With class sizes ranging from twenty-five to eighty students or more, there is almost no relationship between student and teacher. As Ritzer says in The McDonaldization of Society, there is no true way to evaluate the quality of a student’s “understanding or overall ability. Instead, the sole measure of the quality of most college students is their grade in a given course and their grade point averages,” I could not agree more. A poor test score due to a bad day should not reflect the overall performance of a student prior to the assessment.

The internet has revamped education. The substitution of nonhuman technology, such as the internet, is used for the lack of human predictability and for greater control of tasks. For instance, attaining a college degree right from the comfort of your own home, by being taught from a computer, has never been easier. Being a college freshman, the transition from having all of my homework physically handed to me to most of it being online, has been a difficult one. Constantly checking online for assignments, grades, etc. has proven to be a major aspect of college life.
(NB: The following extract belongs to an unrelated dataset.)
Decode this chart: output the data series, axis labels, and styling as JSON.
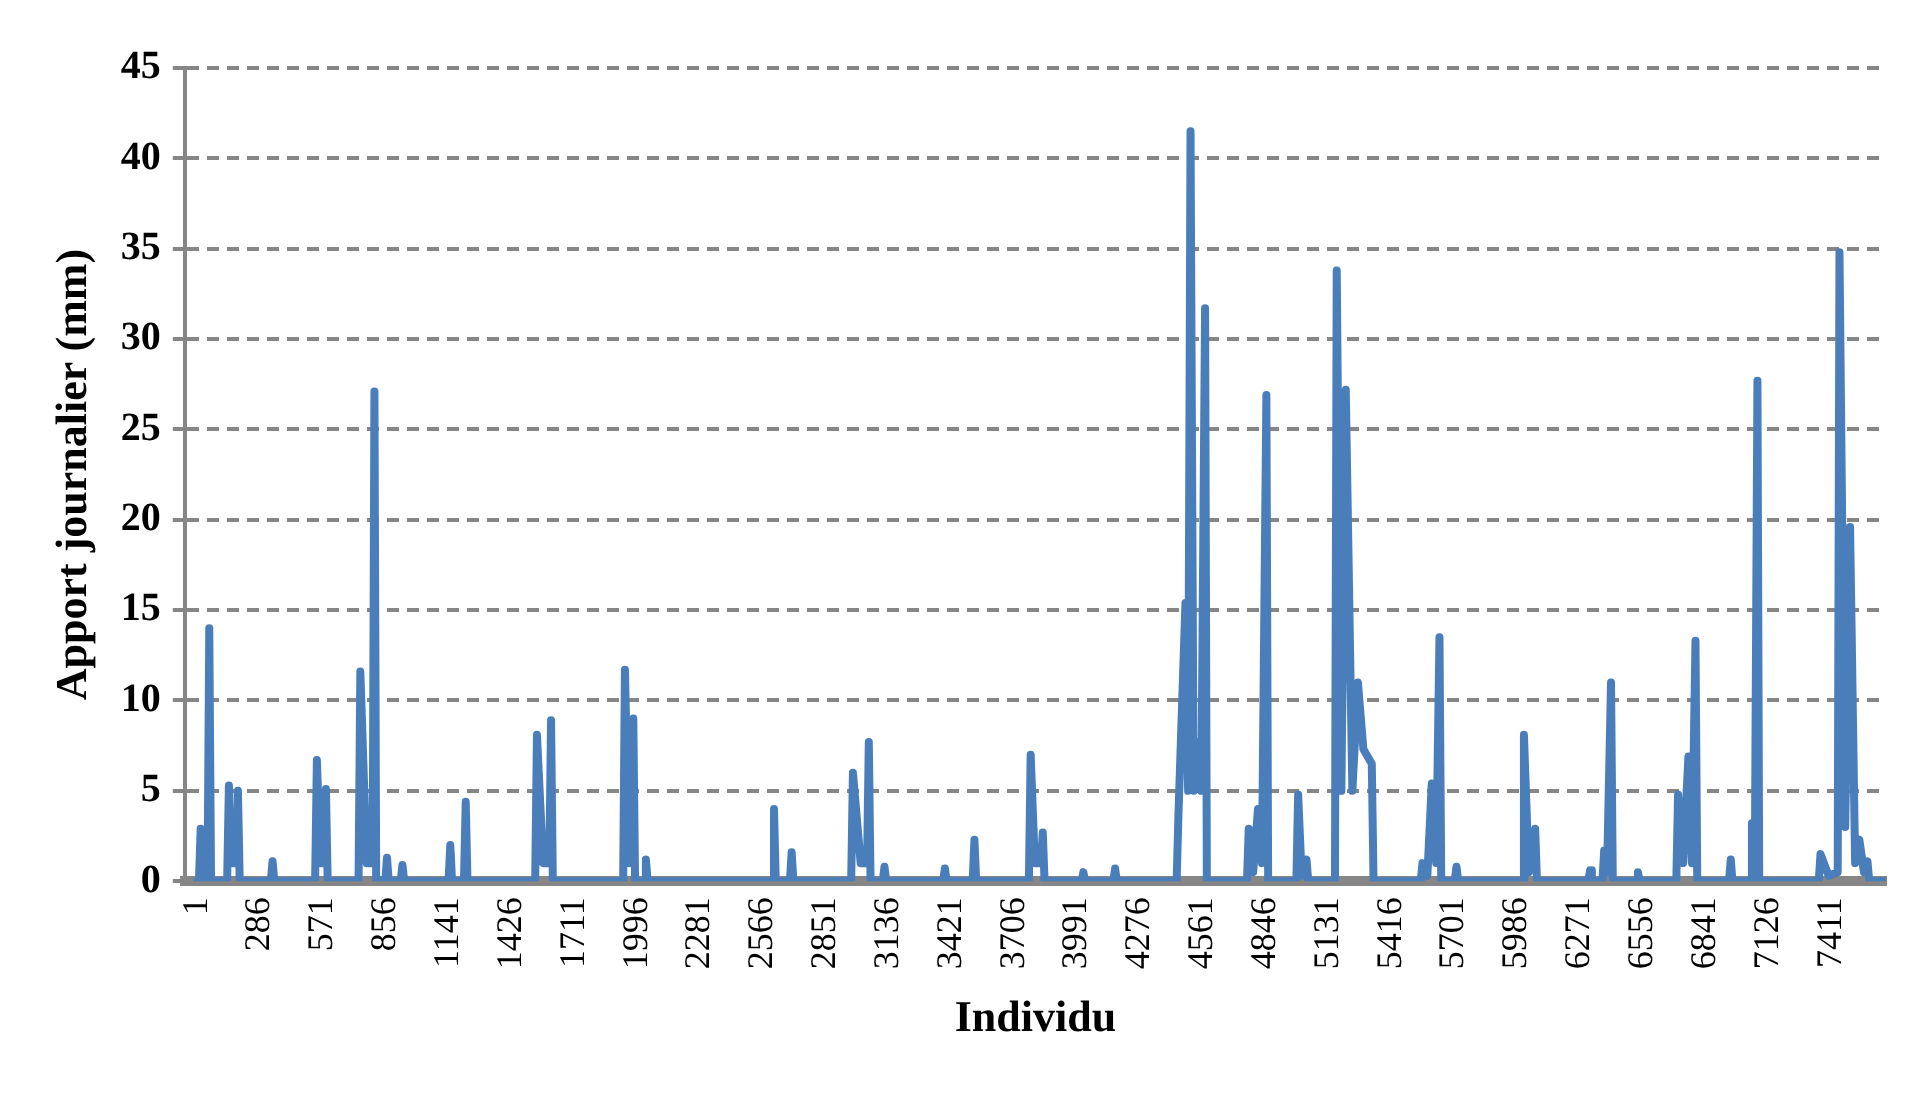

I have also discovered that a majority of communication between professors and myself is done through email; which has been helpful and hurtful. The final and fifth dimension is very similar to the substitution of nonhuman technology. Except this dimension, control, if focused on the “uncertainty of social life,” says Ritz. Just as the dean of a college has control over the professors, the professors have control over the curriculum, and the curriculum controls what the student learns. Class time, duration and expectations direct how much a student will learn in a short term or semester.

The first time I heard a professor announce that two or more absences would result in an expulsion, frightened me. The amount of control resting in my teachers’ hands worries me because it is my future. McDonaldization impacts higher education greatly. In my opinion, it is in a negative way. Ritz’s theory has a consequence of the irrationality of rationality. This is a significant result of the many downfalls of the five dimensions throughout his theory. Unfortunately, higher education turning into a form of a fast-food restaurant is not benefiting the consumer, or the broke college student.